New rules governing Phase I Environmental Site Assessments may affect the timing and cost of property transactions scheduled to close in 2014.
On Dec. 30, 2013, the Environmental Protection Agency (EPA) issued a final rule (78 Fed. Reg. 79,319) amending its All Appropriate Inquiries Rule (40 CFR pt. 312) to include recognition of ASTM International's E1527-13 "Standard Practice for Environmental Site Assessments: Phase I Environmental Site Assessment Process." This amendment allows prospective purchasers to use the new ASTM E1527-13 standard to qualify for protection from liability under the Comprehensive Environmental Response, Compensation and Liability Act's All Appropriate Inquiries Final Rule. Conducting "all appropriate inquiries" may provide a defense to CERCLA liability when the property owner can demonstrate that "all appropriate inquiries" were made into the condition of the property before purchase.

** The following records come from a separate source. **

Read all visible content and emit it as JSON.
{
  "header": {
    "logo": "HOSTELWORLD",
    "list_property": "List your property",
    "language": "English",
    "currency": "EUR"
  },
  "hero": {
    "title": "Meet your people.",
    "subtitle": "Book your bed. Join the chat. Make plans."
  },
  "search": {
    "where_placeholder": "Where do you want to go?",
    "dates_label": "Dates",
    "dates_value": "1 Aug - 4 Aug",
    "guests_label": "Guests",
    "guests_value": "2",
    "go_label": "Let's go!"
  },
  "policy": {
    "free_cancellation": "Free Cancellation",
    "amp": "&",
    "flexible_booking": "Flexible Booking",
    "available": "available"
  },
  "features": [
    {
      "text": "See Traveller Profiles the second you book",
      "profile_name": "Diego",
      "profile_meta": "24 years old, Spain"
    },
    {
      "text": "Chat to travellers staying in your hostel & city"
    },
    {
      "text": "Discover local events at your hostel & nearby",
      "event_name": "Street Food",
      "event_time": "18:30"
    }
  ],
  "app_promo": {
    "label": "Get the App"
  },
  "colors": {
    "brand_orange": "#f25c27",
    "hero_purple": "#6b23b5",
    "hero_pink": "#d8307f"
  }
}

The new ASTM E1527-13 standard has raised questions for lenders about which standard they should require their borrowers to satisfy in a real estate transaction. While the final rule states that parties may use either the older ASTM E1527-05 standard (which is codified at 36 CFR Part 312) or the new ASTM E1527-13 standard, the EPA strongly recommended using the new ASTM E1527-13 standard when conducting a Phase I Environmental Assessment. The EPA indicated that it "believes that ASTM E1527-13 improves upon the previous standard and reflects the evolving best practices and level of rigor that will afford prospective property owners necessary and essential information when making property transaction decisions and meeting continuing obligations under the CERCLA's liability protections."
As such, lenders will have the best information and protection when they require borrowers to use the new ASTM E1527-13 standard to conduct the Phase I Environmental Assessment. Where the Phase I for the property was done in 2013 for a closing to take place in 2014, lenders may wish to have purchasers update existing Phase I reports to meet the new standard. It is also important to remember that a Phase I report generally has a one-year "shelf life," with updates required for some parts that were gathered more than 180 days previously.
There are several key changes between the ASTM E1527-05 standard and the new ASTM E1527-13 standard. These differences include:
- Requiring an evaluation of vapor intrusion risks that may be associated with a particular property.
- Updating the definition of "Recognized Environmental Condition" (REC) to clarify that de minimis conditions are not included.
- Updating the definition of "Historical Recognized Environmental Condition" (HREC) to clarify that HRECs are only conditions where past releases have been addressed to allow for unrestricted use of the site, and do not include Controlled Recognized Environmental Conditions (see below).
- Adding a definition of "Controlled Recognized Environmental Condition" (CREC) to the standard. A CREC is a condition where previous releases at properties were addressed through risk-based closures, but contaminants were allowed to remain in place under certain restrictions or conditions (for example, properties with certain deed restrictions or areas where further monitoring is necessary because unrestricted standards are not yet achieved).
- Updating the definition of "de minimis condition" to clarify that it does not include conditions that are CRECs.
- Adding guidance related to the regulatory agency file and records review requirement. This was done to provide a standardized framework for verifying agency information obtained from key databases.
Our experience so far is that the new rule has resulted in the cost of Phase I reports being a little higher, and it taking a little longer to complete Phase I reports because of the additional requirements found in the new rule.
The new rule does not affect the existing protections that lenders have as mere security interest holders in contaminated properties. But it does provide additional information and protection for lenders in assessing the value of the underlying asset as part of its underwriting process.